Student Presentations: Daniel Gilbert, Andrew Lutes, Ning Yang

Friday, April 18, 12:00 - 1:00 p.m., Room 210 Hallowell, CG624E Hershey

"Effects of Stimulation Rate on Loudness Threshold for Objective Cochlear Implant Fitting"

Daniel Gilbert

Abstract

Cochlear implant technology is continually reaching a broader audience as the FDA-approved age for implantation is lowered below 12 months to take advantage of the heightened neural plasticity in early development stages. Active children, as well as those with undeveloped communication skills, present a challenge when attempting to program a comfortable current range for the implant using the standard subjective tests. User-defined loudness thresholds and the onset of the electric stapedial reflex have been demonstrated to occur at strongly correlated current settings, offering a potential objective diagnostic solution. In this study, the stapedius muscle electromyogram (stEMG) was used as an objective measurement tool to evaluate the effects of the increasingly popular high-rate stimulation on loudness perception.

 

"Autofluorescence Dynamics and Concentration of Intrinsic Flavin at the Single Cell Level"

Andrew Lutes

Abstract

Flavin adenine dinucleotide (FAD) exists as a metabolic cofactor in cells. The identification of a 800-1000 nm spectral window in which intrinsic FAD and other flavins are selectively excited has empowered scientists to study these biomolecules in living, intact cells of varying pathological states and answer questions about the molecular dynamics and concentration of cellular flavins that have not been satisfactorily addressed. Here, we use several modalities of two-photon (2P) fluorescence microscopy and spectroscopy at 900 nm to reveal new insights about the excited-state lifetime and rotational dynamics of flavins in normal (HTB 125) and breast cancer (HTB 126) cells. Fluorescence lifetime imaging microscopy (FLIM) reveals that cancer cells exhibit significantly faster average decays (biexponential, t_fl=1.33±0.08 ns, n=5) than their non-transformed counterpart (biexponential, t_fl=1.56±0.08 ns, n=7), and this result is corroborated using single-point magic angle measurements. Using a newly developed image processing algorithm, 2P-FLIM images were converted to concentration maps, which exposed differing flavin concentrations in normal (173±84 µM) and cancer (21±10 µM) cells. In addition, steady-state and time-resolved fluorescence polarization anisotropy measurements indicate a restricted environment. For comparison, the 2P-lifetime measurements of free FAD and bound to LipDH demonstrate an enhanced lifetime for the bound conformation.
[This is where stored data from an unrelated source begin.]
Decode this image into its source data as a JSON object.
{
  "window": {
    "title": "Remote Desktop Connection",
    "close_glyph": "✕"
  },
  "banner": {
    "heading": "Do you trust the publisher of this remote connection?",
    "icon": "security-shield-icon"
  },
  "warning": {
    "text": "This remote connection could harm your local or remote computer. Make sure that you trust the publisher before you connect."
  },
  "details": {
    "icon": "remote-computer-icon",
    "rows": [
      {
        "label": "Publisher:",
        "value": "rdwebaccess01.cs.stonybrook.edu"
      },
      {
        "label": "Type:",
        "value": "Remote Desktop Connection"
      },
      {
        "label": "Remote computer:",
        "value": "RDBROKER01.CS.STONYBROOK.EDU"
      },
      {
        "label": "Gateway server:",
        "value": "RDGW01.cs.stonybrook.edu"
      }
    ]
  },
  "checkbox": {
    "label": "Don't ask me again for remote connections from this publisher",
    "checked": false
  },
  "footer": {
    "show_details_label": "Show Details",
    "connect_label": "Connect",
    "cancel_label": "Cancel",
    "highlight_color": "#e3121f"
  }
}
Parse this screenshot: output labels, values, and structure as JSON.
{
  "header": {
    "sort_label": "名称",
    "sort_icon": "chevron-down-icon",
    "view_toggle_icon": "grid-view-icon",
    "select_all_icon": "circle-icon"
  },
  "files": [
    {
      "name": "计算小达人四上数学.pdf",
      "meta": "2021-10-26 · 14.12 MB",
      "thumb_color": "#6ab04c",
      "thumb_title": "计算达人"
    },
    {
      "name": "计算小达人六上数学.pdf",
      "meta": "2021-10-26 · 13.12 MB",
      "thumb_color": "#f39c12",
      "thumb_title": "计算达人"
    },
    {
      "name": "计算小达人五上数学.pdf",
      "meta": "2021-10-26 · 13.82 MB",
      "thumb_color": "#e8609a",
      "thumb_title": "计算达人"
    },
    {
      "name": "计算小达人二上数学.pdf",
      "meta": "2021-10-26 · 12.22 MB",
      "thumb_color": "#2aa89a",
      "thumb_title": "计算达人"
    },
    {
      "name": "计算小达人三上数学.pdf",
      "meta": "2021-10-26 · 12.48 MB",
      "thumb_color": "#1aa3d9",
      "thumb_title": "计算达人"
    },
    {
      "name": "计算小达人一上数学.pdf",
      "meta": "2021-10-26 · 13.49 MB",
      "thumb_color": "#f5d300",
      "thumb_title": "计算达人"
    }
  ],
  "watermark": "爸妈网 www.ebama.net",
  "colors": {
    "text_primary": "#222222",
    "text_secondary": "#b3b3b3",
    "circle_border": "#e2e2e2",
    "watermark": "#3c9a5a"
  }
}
The results of this study shed new light on the molecular dynamics and protein environment in differing cell pathologies and could facilitate the development of innovative, minimally invasive diagnostic tools for early detection of breast cancer in patients, which could complement or replace existing methods.

 

"Numerical Study of Blood Flow at the End-to-Side Anastomosis of a Left Ventricular Assist Device for Adult Patients"

Ning Yang

Abstract

Ventricular assist devices (VADs) have been used for years in adult patients with end-stage heart failure, during bridge-to-transplant, and they have recently shown promise in aiding in myocardial recovery. An area which must be more adequately addressed is the outflow cannula attached as an end-to-side anastomosis to the aorta. This attachment may lead to unnaturally high and low shear stresses, turbulence, flow separation, and stagnant flows. As a result, platelet activation and thrombus formation may occur.
This study was undertaken to advance the understanding of the turbulent blood flow within a rigid engineering model of the cannulated aorta under continuous flow conditions. Time-accurate Navier-Stokes computational fluid dynamics (CFD) was used to simulate the flow. An implicit large-eddy simulation (ILES) approach was used which resolves much of the turbulence spectra and models the length scales below an implicit grid cut-off. A resistance boundary condition was developed to properly model the resistance of the secondary vessels on the aortic arch. A code-to-code comparison was performed in a human carotid model under a steady flow condition to verify the CFD code. A systemic grid study was performed to study the effect of grid size on mean flow field and resolved energy spectra.
The numerical results showed that the proximal configuration caused a higher exit jet flow in the aorta than did the distal configuration. Turbulent flow was observed near the cannulation site for both proximal and distal anastomotic configurations. Stagnant flow was found near the aortic root for the distal configuration when the natural heart was not functioning. Although the proximal configuration effectively reduced the stagnant flow near the aortic root observed within the distal configuration, it directed a high-velocity jet into the brachiocephalic artery and left common carotid artery, which might increase the perioperative stroke rate. A large increase (up to 70%) in flow rate to the secondary vessels was found for the cannulated aortic models when compared to the pre-anastomotic aorta. The distal configuration caused higher flow rates at the secondary branches than did the proximal configuration. High wall shear regions (up to 2321 s-1) were found on the aortic arch near the cannulation sites. The proximal configuration caused a higher wall shear rate distribution when compared to the distal configuration. In general, the numerical results suggest that the outflow cannulae induce dangerous flow structures in the adult aorta due to high exit jet flows. This work builds a foundation for future physiologically realistic simulation under pulsatile flow conditions.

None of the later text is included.